Key Responsibilities:- Provide day-to-day leadership for assigned medical device projects, including coordination of product development activities and manufacturing transfer efforts for components, sub-assemblies, and finished devices.
- Develop, maintain, and update comprehensive project schedules, work plans, task tracking tools, and risk management documentation to support effective execution and prioritization of project work.
- Coordinate and integrate efforts across engineering, quality, operations, and other functional teams to ensure timely completion of project objectives and milestones.
- Monitor project performance related to schedule, cost, technical challenges, and risk exposure, and prepare clear and accurate status updates for internal leadership and external stakeholders.
- Identify potential project risks and issues early and implement appropriate mitigation strategies, corrective actions, or preventive measures to minimize impact.
- Ensure Design History File documentation is established and maintained in accordance with internal procedures and applicable FDA (21 CFR 820) and ISO 13485 requirements.
- Support project teams in defining, documenting, and maintaining product requirements, verification activities, and testing plans throughout the project lifecycle.
- Serve as the primary customer point of contact for assigned projects, managing routine communications, meetings, and site visits as appropriate.

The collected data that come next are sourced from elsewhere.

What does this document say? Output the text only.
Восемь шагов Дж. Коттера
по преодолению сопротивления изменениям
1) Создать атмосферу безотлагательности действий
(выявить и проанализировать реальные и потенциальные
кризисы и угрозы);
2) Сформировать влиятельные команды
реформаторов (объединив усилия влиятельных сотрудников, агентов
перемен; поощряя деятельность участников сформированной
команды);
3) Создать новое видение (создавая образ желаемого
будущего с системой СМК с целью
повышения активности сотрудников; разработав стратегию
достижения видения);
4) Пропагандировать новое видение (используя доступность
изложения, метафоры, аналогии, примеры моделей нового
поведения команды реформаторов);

- Coordinate with functional and site leadership to align internal resources and capacity in support of project timelines and delivery commitments.
Must Have:- Minimum BS in a relevant engineering discipline
- At least 5 years of experience within the medical device industry
- Minimum 2 years of experience in project / program management of medical device development
- Must possess strong understanding and working knowledge of ISO 13485 and FDA 21CFR820 based Quality Systems and Design Control
- Must be able to interpret technical drawings, product requirements, design specifications and relevant technical documents
- Ability to condense and communicate complex technical ideas, project status and risks to internal and external stakeholders
- Must have proficiency in MS Project and other MS Office software
- Must be able to read, write and speak fluent English, and must possess excellent communication skills, both written and oral
- Willingness to travel, if required
Good to have:- Experience with Class III medical devices
- CDMO experience
Salary Range: Competitive market salary range from $110,000-130,000 based on qualifications and previous experience.

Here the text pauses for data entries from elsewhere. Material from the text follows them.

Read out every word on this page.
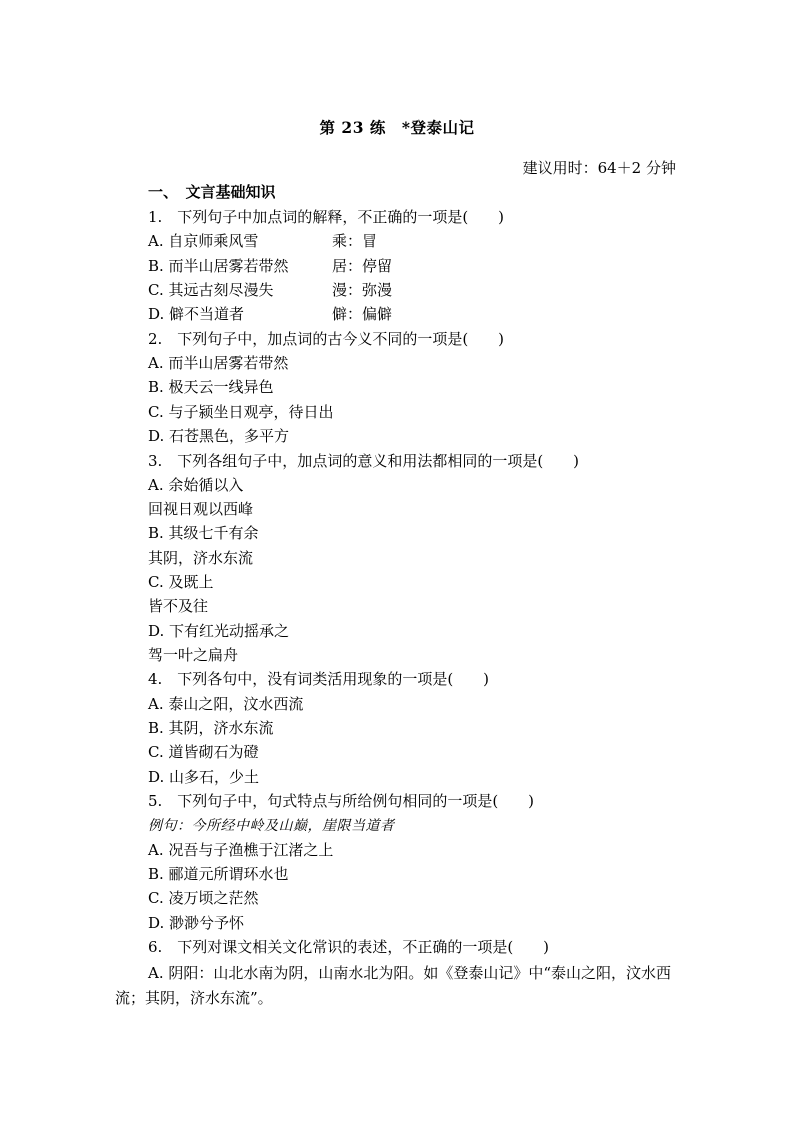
第 23 练　*登泰山记
建议用时：64＋2 分钟
一、　文言基础知识
1.　下列句子中加点词的解释，不正确的一项是(　　)
A. 自京师乘风雪	乘：冒
B. 而半山居雾若带然	居：停留
C. 其远古刻尽漫失	漫：弥漫
D. 僻不当道者	僻：偏僻
2.　下列句子中，加点词的古今义不同的一项是(　　)
A. 而半山居雾若带然
B. 极天云一线异色
C. 与子颍坐日观亭，待日出
D. 石苍黑色，多平方
3.　下列各组句子中，加点词的意义和用法都相同的一项是(　　)
A. 余始循以入
回视日观以西峰
B. 其级七千有余
其阴，济水东流
C. 及既上
皆不及往
D. 下有红光动摇承之
驾一叶之扁舟
4.　下列各句中，没有词类活用现象的一项是(　　)
A. 泰山之阳，汶水西流
B. 其阴，济水东流
C. 道皆砌石为磴
D. 山多石，少土
5.　下列句子中，句式特点与所给例句相同的一项是(　　)
例句：今所经中岭及山巅，崖限当道者
A. 况吾与子渔樵于江渚之上
B. 郦道元所谓环水也
C. 凌万顷之茫然
D. 渺渺兮予怀
6.　下列对课文相关文化常识的表述，不正确的一项是(　　)
A. 阴阳：山北水南为阴，山南水北为阳。如《登泰山记》中“泰山之阳，汶水西流；其阴，济水东流”。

We work to create a culture that is built on innovation, respect, transparency and communication, and hope you take pride in being a member of our team. It is Cirtec's goal to create a great work environment and to keep the company a great place to work. We offer a wide range of benefits, resources, and competitive compensation plans designed to support you at every career and life stage. Our benefits include Training and career development, Healthcare and well-being programs including medical, dental, vision, wellness and occupational health programs, Paid Time Off and 401(k) retirement savings with a company match.